The North Sea recensione film di John Andreas Andersen con Kristine Kujath Thorp, Rolf Kristian Larsen e Anders Baasmo Christiansen
Non capita molto spesso di vedere un disaster movie al di fuori dei confini hollywoodiani. Questo perché non tutti hanno il budget o la strumentazione tecnica necessaria, oggigiorno, per creare una pellicola di questo genere senza scadere nel grossolano, evidenziandone le limitazioni economiche. Di conseguenza, stupisce quando un paese non cinematograficamente centrale come la Norvegia propone al grande pubblico internazionale un film dagli evidenti tratti apocalittici senza puntare su figure attoriali di spicco, facendo affidamento unicamente alla storia che ha intenzione di raccontare. Presentato alla 16° edizione della Festa del Cinema di Roma, The North Sea è una sorpresa inaspettata, che non ha nulla da invidiare ai “rivali” d’oltreoceano, impartendo, magari, anche una lezione a questi ultimi, fin troppo boriosi e tranquilli nel loro precario monopolio, ultimamente assediato su più fronti.
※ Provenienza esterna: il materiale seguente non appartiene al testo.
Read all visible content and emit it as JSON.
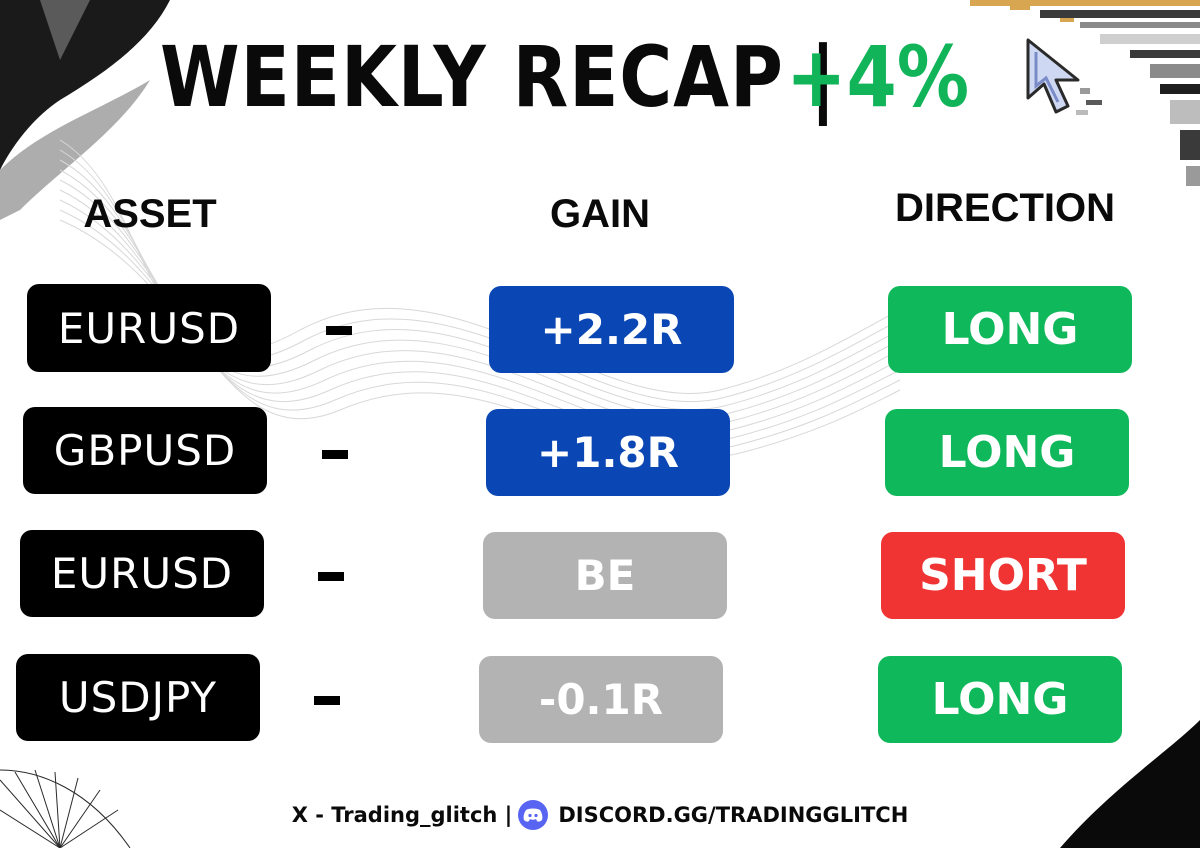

Ambientato in un presente ipotetico, il film esamina una domanda abbastanza attuale: “e se i pozzi petroliferi del Mar del Nord subissero dei danni irreparabili, causando una catastrofe ecologica di portata mastodontica?”. In effetti, è un quesito che non viene posto molte volte nelle classiche pellicole apocalittiche, le quali tendono maggiormente a concentrarsi su temi sensazionalistici, come impatti con enormi meteoriti o devastanti eruzioni vulcaniche.
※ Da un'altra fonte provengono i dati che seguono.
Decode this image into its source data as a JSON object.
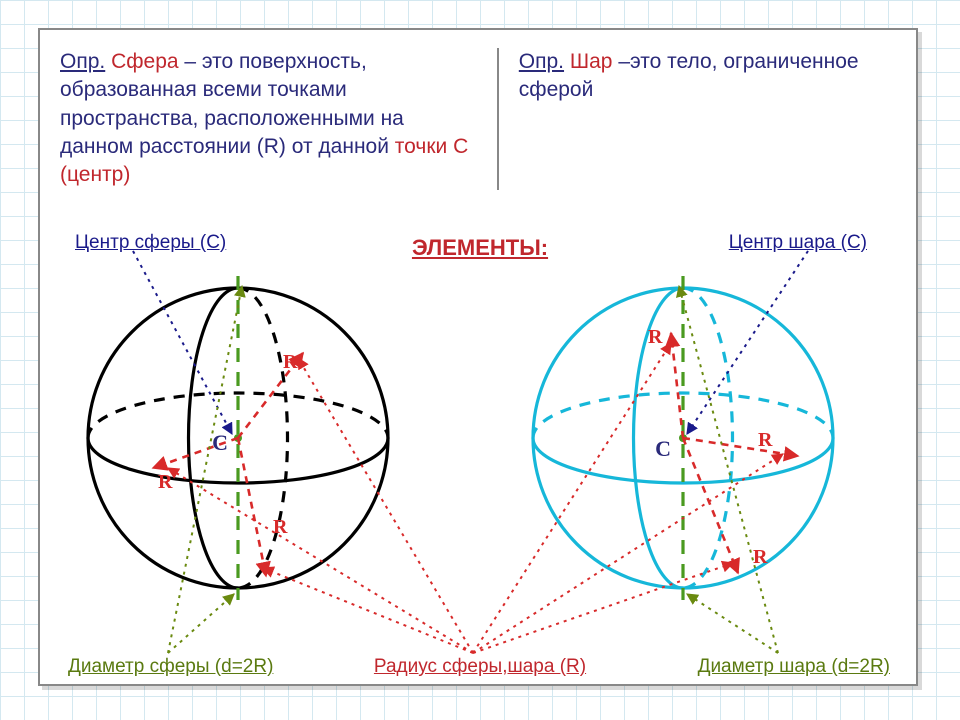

Nel caso di The North Sea, nonostante l’altissimo tasso spettacolare, il film non si perde mai eccessivamente nella mera messa in scena del disastro, ma tende anche a valorizzare le sue portate ideologiche, sottolineando una storia di abuso ambientale e di effettiva catastrofe irreparabile, che non minaccia un singolo istante della vita umana sulla Terra, ma diversi secoli a venire. Certo, questo non rende la pellicola immune a una scrittura banale, piena di luoghi comuni e dalle traiettorie facilmente anticipabili, però, quantomeno, si premura di offrire qualcosa in più del solo aspetto melodrammatico (il che lo mette già in risalto rispetto a gran parte della concorrenza americana).
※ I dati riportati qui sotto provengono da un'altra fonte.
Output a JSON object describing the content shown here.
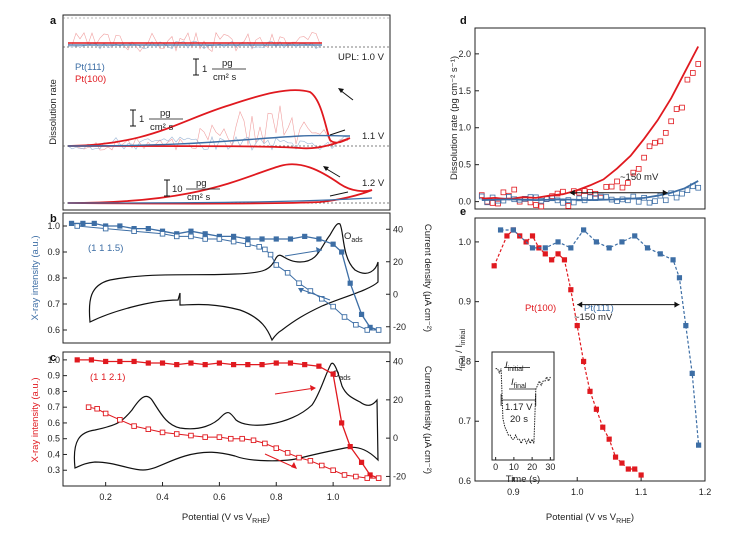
{
  "figure": {
    "panel_labels": [
      "a",
      "b",
      "c",
      "d",
      "e"
    ],
    "colors": {
      "pt111": "#3d6ea5",
      "pt100": "#e0191f",
      "curve": "#111111"
    }
  },
  "chart_data": [
    {
      "panel": "a",
      "type": "line",
      "ylabel": "Dissolution rate",
      "legend": [
        "Pt(111)",
        "Pt(100)"
      ],
      "annotations": {
        "upl_10": "UPL: 1.0 V",
        "upl_11": "1.1 V",
        "upl_12": "1.2 V"
      },
      "scale_bars": [
        {
          "value": "1",
          "unit_num": "pg",
          "unit_den": "cm² s"
        },
        {
          "value": "1",
          "unit_num": "pg",
          "unit_den": "cm² s"
        },
        {
          "value": "10",
          "unit_num": "pg",
          "unit_den": "cm² s"
        }
      ],
      "xlim": [
        0.05,
        1.2
      ]
    },
    {
      "panel": "b",
      "type": "line",
      "ylabel_left": "X-ray intensity (a.u.)",
      "ylabel_right": "Current density (μA cm⁻²)",
      "reflection": "(1 1 1.5)",
      "adsorbate": "O",
      "adsorbate_sub": "ads",
      "xlim": [
        0.05,
        1.2
      ],
      "ylim_left": [
        0.55,
        1.05
      ],
      "yticks_left": [
        0.6,
        0.7,
        0.8,
        0.9,
        1.0
      ],
      "yticks_right": [
        -20,
        0,
        20,
        40
      ],
      "xray_forward": {
        "x": [
          0.08,
          0.12,
          0.16,
          0.2,
          0.25,
          0.3,
          0.35,
          0.4,
          0.45,
          0.5,
          0.55,
          0.6,
          0.65,
          0.7,
          0.75,
          0.8,
          0.85,
          0.9,
          0.95,
          1.0,
          1.03,
          1.06,
          1.1,
          1.13,
          1.16
        ],
        "y": [
          1.01,
          1.01,
          1.01,
          1.0,
          1.0,
          0.99,
          0.99,
          0.98,
          0.97,
          0.98,
          0.97,
          0.96,
          0.96,
          0.95,
          0.95,
          0.95,
          0.95,
          0.96,
          0.95,
          0.93,
          0.9,
          0.78,
          0.66,
          0.61,
          0.6
        ]
      },
      "xray_backward": {
        "x": [
          1.16,
          1.12,
          1.08,
          1.04,
          1.0,
          0.96,
          0.92,
          0.88,
          0.84,
          0.8,
          0.78,
          0.76,
          0.74,
          0.7,
          0.65,
          0.6,
          0.55,
          0.5,
          0.45,
          0.4,
          0.3,
          0.2,
          0.1
        ],
        "y": [
          0.6,
          0.6,
          0.62,
          0.65,
          0.69,
          0.72,
          0.75,
          0.78,
          0.82,
          0.85,
          0.89,
          0.91,
          0.92,
          0.93,
          0.94,
          0.95,
          0.95,
          0.96,
          0.96,
          0.97,
          0.98,
          0.99,
          1.0
        ]
      }
    },
    {
      "panel": "c",
      "type": "line",
      "xlabel": "Potential (V vs V",
      "xlabel_sub": "RHE",
      "ylabel_left": "X-ray intensity (a.u.)",
      "ylabel_right": "Current density (μA cm⁻²)",
      "reflection": "(1 1 2.1)",
      "adsorbate": "O",
      "adsorbate_sub": "ads",
      "xlim": [
        0.05,
        1.2
      ],
      "xticks": [
        0.2,
        0.4,
        0.6,
        0.8,
        1.0
      ],
      "ylim_left": [
        0.2,
        1.05
      ],
      "yticks_left": [
        0.3,
        0.4,
        0.5,
        0.6,
        0.7,
        0.8,
        0.9,
        1.0
      ],
      "yticks_right": [
        -20,
        0,
        20,
        40
      ],
      "xray_forward": {
        "x": [
          0.1,
          0.15,
          0.2,
          0.25,
          0.3,
          0.35,
          0.4,
          0.45,
          0.5,
          0.55,
          0.6,
          0.65,
          0.7,
          0.75,
          0.8,
          0.85,
          0.9,
          0.95,
          1.0,
          1.03,
          1.06,
          1.1,
          1.13,
          1.16
        ],
        "y": [
          1.0,
          1.0,
          0.99,
          0.99,
          0.99,
          0.98,
          0.98,
          0.97,
          0.98,
          0.97,
          0.98,
          0.97,
          0.97,
          0.97,
          0.98,
          0.98,
          0.97,
          0.96,
          0.91,
          0.6,
          0.45,
          0.35,
          0.27,
          0.25
        ]
      },
      "xray_backward": {
        "x": [
          1.16,
          1.12,
          1.08,
          1.04,
          1.0,
          0.96,
          0.92,
          0.88,
          0.84,
          0.8,
          0.76,
          0.72,
          0.68,
          0.64,
          0.6,
          0.55,
          0.5,
          0.45,
          0.4,
          0.35,
          0.3,
          0.25,
          0.2,
          0.17,
          0.14
        ],
        "y": [
          0.25,
          0.25,
          0.26,
          0.27,
          0.3,
          0.33,
          0.36,
          0.38,
          0.41,
          0.44,
          0.47,
          0.49,
          0.5,
          0.5,
          0.51,
          0.51,
          0.52,
          0.53,
          0.54,
          0.56,
          0.58,
          0.62,
          0.66,
          0.69,
          0.7
        ]
      }
    },
    {
      "panel": "d",
      "type": "scatter",
      "ylabel": "Dissolution rate (pg cm⁻² s⁻¹)",
      "annotation": "~150 mV",
      "xlim": [
        0.85,
        1.19
      ],
      "ylim": [
        -0.1,
        2.35
      ],
      "yticks": [
        0.0,
        0.5,
        1.0,
        1.5,
        2.0
      ],
      "pt100": {
        "x": [
          0.86,
          0.88,
          0.9,
          0.92,
          0.94,
          0.96,
          0.98,
          1.0,
          1.02,
          1.04,
          1.06,
          1.08,
          1.1,
          1.12,
          1.14,
          1.16,
          1.18
        ],
        "y": [
          0.04,
          0.05,
          0.03,
          0.06,
          0.05,
          0.08,
          0.1,
          0.15,
          0.22,
          0.3,
          0.45,
          0.62,
          0.85,
          1.1,
          1.4,
          1.75,
          2.1
        ]
      },
      "pt111": {
        "x": [
          0.86,
          0.9,
          0.94,
          0.98,
          1.02,
          1.06,
          1.1,
          1.12,
          1.14,
          1.16,
          1.18
        ],
        "y": [
          0.02,
          0.03,
          0.02,
          0.03,
          0.02,
          0.03,
          0.05,
          0.08,
          0.12,
          0.18,
          0.28
        ]
      }
    },
    {
      "panel": "e",
      "type": "line",
      "xlabel": "Potential (V vs V",
      "xlabel_sub": "RHE",
      "ylabel": "I",
      "ylabel_sub": "final",
      "ylabel_sep": " / I",
      "ylabel_sub2": "initial",
      "series_labels": {
        "pt100": "Pt(100)",
        "pt111": "Pt(111)"
      },
      "annotation": "~150 mV",
      "xlim": [
        0.84,
        1.2
      ],
      "xticks": [
        0.9,
        1.0,
        1.1,
        1.2
      ],
      "ylim": [
        0.6,
        1.04
      ],
      "yticks": [
        0.6,
        0.7,
        0.8,
        0.9,
        1.0
      ],
      "pt100": {
        "x": [
          0.87,
          0.89,
          0.9,
          0.91,
          0.92,
          0.93,
          0.94,
          0.95,
          0.96,
          0.97,
          0.98,
          0.99,
          1.0,
          1.01,
          1.02,
          1.03,
          1.04,
          1.05,
          1.06,
          1.07,
          1.08,
          1.09,
          1.1
        ],
        "y": [
          0.96,
          1.01,
          1.02,
          1.01,
          1.0,
          1.01,
          0.99,
          0.98,
          0.97,
          0.98,
          0.97,
          0.92,
          0.86,
          0.8,
          0.75,
          0.72,
          0.69,
          0.67,
          0.64,
          0.63,
          0.62,
          0.62,
          0.61
        ]
      },
      "pt111": {
        "x": [
          0.88,
          0.9,
          0.93,
          0.95,
          0.97,
          0.99,
          1.01,
          1.03,
          1.05,
          1.07,
          1.09,
          1.11,
          1.13,
          1.15,
          1.16,
          1.17,
          1.18,
          1.19
        ],
        "y": [
          1.02,
          1.02,
          0.99,
          0.99,
          1.0,
          0.99,
          1.02,
          1.0,
          0.99,
          1.0,
          1.01,
          0.99,
          0.98,
          0.97,
          0.94,
          0.86,
          0.78,
          0.66
        ]
      },
      "inset": {
        "label_initial": "I",
        "label_initial_sub": "initial",
        "label_final": "I",
        "label_final_sub": "final",
        "potential": "1.17 V",
        "duration": "20 s",
        "xlabel": "Time (s)",
        "xticks": [
          0,
          10,
          20,
          30
        ],
        "t": [
          0,
          1,
          2,
          3,
          4,
          5,
          6,
          7,
          8,
          9,
          10,
          11,
          12,
          13,
          14,
          15,
          16,
          17,
          18,
          19,
          20,
          21,
          22,
          23,
          24,
          25,
          26,
          27,
          28,
          29,
          30
        ],
        "i": [
          0.8,
          0.8,
          0.79,
          0.8,
          0.68,
          0.66,
          0.65,
          0.64,
          0.64,
          0.63,
          0.63,
          0.64,
          0.63,
          0.63,
          0.62,
          0.63,
          0.63,
          0.62,
          0.63,
          0.62,
          0.63,
          0.62,
          0.75,
          0.76,
          0.77,
          0.76,
          0.77,
          0.77,
          0.78,
          0.77,
          0.78
        ]
      }
    }
  ]
}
La vera sorpresa, tuttavia, arriva a livello visivo. La regia di John Andreas Andersen non è strabiliante per il genere scelto, anzi, è molto più concentrata a raccontare una storia coerente che a esaltarne le caratteristiche da film catastrofico. Al contrario, gli effetti visivi sono il fiore all’occhiello della pellicola, in grado di catapultare il cinema del Vecchio Continente direttamente tra i fasti più esplosivi e pomposi dell’industria, prima monopolio quasi esclusivamente americano. Diverse scene lasciano con il fiato sospeso grazie principalmente all’utilizzo di effetti fotorealistici in grado di sbalordire. Ciò nonostante, il film non punta tutto sui risultati della CGI, ma cerca anche il più possibile di rimanere realistico e tangibile, scegliendo la maggior parte delle volte riprese dal vero, rispetto alla più “facile” controparte digitale, scelta non comune in una produzione di questo tipo.